Not comfortably fitted into Yemen

Aden is the capital city of South Yemen. Formerly a British protectorate, a socialist state existed from 1967 to 1990 in the South Yemeni territory, encompassing the entire south and east of current Yemen. In 1994, four years after having merged with North Yemen, South Yemen again declared independence. The Yemeni army reacted by staging a brief war against the secessionists, at the end of which South Yemen was reannexed.

Since 2007, the Southern Movement, also known as Al-Hirak, has been demanding -more and more vocally- the restoration of independence. But Al-Hirak's leadership is a very divided one, and this has hampered efforts to articulate a viable and workable way towards secession.

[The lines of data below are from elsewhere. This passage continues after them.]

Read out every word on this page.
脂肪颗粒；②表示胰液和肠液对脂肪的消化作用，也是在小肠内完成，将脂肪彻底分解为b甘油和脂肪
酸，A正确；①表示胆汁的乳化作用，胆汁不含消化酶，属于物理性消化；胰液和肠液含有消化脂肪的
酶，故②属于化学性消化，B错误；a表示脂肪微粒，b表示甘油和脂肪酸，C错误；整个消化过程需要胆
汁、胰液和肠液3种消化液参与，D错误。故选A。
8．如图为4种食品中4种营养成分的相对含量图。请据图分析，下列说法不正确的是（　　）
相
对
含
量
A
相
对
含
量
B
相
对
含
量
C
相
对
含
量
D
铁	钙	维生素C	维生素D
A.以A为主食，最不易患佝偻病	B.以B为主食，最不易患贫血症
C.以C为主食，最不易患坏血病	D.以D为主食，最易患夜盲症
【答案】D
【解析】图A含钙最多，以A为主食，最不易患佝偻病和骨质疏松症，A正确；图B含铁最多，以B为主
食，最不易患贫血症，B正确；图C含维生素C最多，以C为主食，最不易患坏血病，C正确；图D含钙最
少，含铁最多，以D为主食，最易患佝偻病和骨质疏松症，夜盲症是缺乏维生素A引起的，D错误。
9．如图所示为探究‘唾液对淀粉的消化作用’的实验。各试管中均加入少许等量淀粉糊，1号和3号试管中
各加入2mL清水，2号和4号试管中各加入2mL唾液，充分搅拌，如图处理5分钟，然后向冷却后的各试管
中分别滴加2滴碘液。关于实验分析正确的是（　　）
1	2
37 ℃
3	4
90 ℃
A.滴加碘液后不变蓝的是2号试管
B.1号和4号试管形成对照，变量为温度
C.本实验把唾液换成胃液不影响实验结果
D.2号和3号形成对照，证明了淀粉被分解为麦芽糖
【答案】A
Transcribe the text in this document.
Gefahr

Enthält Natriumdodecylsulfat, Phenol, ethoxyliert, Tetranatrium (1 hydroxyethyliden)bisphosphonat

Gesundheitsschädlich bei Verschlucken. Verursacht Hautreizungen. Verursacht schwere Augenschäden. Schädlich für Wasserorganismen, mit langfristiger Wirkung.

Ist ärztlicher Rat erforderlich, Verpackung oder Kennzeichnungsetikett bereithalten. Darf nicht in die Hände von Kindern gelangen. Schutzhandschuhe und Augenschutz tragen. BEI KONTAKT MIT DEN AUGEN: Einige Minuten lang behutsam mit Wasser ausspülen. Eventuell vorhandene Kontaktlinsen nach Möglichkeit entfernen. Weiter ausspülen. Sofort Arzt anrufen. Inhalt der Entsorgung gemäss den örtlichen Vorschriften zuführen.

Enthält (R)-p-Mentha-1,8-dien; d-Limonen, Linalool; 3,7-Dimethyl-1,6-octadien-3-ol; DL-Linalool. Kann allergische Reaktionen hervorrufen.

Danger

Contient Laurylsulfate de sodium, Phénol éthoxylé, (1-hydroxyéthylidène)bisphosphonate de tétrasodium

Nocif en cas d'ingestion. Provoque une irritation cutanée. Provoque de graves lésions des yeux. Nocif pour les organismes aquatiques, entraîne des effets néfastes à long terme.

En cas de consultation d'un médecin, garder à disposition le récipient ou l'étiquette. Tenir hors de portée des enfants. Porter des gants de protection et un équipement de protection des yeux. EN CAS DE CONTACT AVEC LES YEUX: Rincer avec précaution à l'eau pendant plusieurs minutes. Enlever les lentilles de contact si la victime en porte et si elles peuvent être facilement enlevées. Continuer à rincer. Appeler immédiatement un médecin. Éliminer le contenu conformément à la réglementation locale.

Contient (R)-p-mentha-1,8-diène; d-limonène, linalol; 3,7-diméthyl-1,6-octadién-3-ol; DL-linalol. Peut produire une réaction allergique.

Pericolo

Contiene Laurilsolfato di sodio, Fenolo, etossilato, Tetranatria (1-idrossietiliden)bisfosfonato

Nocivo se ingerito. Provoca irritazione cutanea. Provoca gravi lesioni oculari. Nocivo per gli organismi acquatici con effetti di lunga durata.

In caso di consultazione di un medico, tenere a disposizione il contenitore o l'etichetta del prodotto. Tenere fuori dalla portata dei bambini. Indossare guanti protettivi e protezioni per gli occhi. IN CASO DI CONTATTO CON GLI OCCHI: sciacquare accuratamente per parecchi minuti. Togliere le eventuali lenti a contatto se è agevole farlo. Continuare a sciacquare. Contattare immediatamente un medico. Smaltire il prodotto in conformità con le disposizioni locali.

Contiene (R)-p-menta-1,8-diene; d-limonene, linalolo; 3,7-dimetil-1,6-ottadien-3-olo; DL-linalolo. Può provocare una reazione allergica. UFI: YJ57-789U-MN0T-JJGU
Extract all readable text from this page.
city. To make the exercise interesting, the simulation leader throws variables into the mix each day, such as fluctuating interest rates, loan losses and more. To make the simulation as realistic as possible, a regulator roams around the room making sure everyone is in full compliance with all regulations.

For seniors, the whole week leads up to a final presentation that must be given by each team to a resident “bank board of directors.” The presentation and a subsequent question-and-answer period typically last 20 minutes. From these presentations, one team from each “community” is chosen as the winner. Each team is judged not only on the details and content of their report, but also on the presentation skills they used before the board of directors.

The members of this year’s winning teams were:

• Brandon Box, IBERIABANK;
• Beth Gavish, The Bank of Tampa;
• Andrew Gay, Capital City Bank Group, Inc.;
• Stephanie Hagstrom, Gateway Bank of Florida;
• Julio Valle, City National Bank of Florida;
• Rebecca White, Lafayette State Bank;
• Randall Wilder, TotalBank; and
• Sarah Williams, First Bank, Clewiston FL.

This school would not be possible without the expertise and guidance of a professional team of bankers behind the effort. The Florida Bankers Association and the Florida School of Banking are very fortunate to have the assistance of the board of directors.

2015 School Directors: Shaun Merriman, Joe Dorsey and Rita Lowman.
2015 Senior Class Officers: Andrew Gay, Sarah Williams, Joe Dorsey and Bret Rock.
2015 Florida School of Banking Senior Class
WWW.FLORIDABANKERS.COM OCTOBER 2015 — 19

At the outbreak of the current phase of the Yemeni civil war, some Al-Hirak members decided to arm themselves and form militias in support of president Hadi. Independence claims have suddenly been relegated to a second place, at least for the moment: the priority is now to prevent South Yemen from falling into the hands of the Houthi-Saleh alliance, the Houthis hailing from Yemen's extreme north and Saleh being the man who ruled the destinies of unified Yemen from 1990 until 2012, who crushed the 1994 secessionist revolt, and whom secessionists identify as one of the senior leaders having plundered South Yemen's wealth for years.

Since March, the war has claimed the lives of nearly 3,000 people across the country. Of a total population of some 24 million, 21 are in need for humanitarian aid.